The ceremony took place during Mass at Dulce Nombre de Maria Cathedral-Basilica in Hagatna.

Byrnes originally received the pallium from Pope Francis at the Vatican last June during the annual pallium Mass celebrated in St. Peter’s Basilica.

The Guam prelate was among 30 newly named archbishops from throughout the world who traveled to Rome to concelebrate the Mass, with Pope Francis presiding. The pope blessed the palliums, which were then to be conferred on the archbishops in their respective dioceses.

The lamb’s wool pallium is the stole that signifies the shepherd’s mission.
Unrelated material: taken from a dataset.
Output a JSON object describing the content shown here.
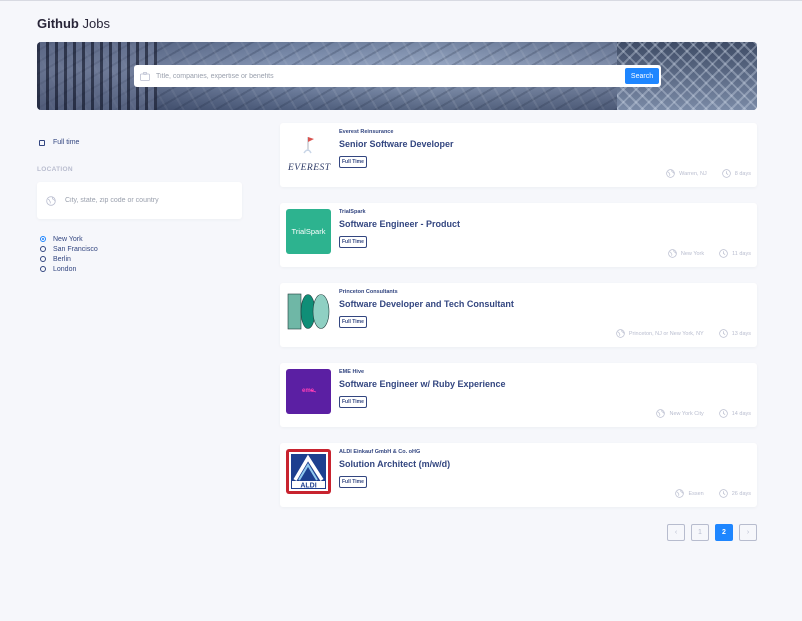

The 3-inch-wide band is worn around the neck and shoulders over Mass vestments and symbolizes an archbishop’s unity with the pope and his authority and responsibility to care for the flock the pope entrusted to him.

The pallium is presented every year to new archbishops or those who have been assigned to a new archdiocese.

Byrnes was an auxiliary bishop of Detroit when Francis sent him to Guam in October 2016 as the coadjutor bishop with special powers in the midst of accusations of sexual abuse and financial mismanagement against Guam Archbishop Anthony Apuron.

Apuron was later found guilty of abuse against minors by the Vatican’s Congregation for the Doctrine of the Faith. On April 4, 2019, the congregation rejected his appeal and upheld its guilty judgment — and fully affirmed Byrnes’s leadership as the shepherd of the Catholic faithful on Guam and the metropolitan archbishop of Agana.

In an address to the packed cathedral in Hagatna Jan. 19, Byrnes struck a tone of positivity and a bright future for the archdiocese. “We need new beginnings as a community,” he said.

“I’m just so happy we finally will have a permanent archbishop,” Marilou Martinez told the Pacific Daily News after the Mass at Guam’s cathedral. “I just had to come here, I had to make it. … it’s historic.”

In an interview in Rome when he received the pallium from Francis, Byrnes told Catholic News Service that when he arrived in the Guam archdiocese in 2016, protesters had been gathering outside the cathedral before every Mass the former archbishop celebrated.

To celebrate his first Mass there, Byrnes had to cross the picket line.

“I didn’t pick up a sign myself, but I understood,” he said. “But after a few months, they laid down their picket signs and walked into the church for Mass. These are faithful people.”

Byrnes said he believes Catholics in Guam are starting to “sense that the Church is starting to act more and more like the Church.”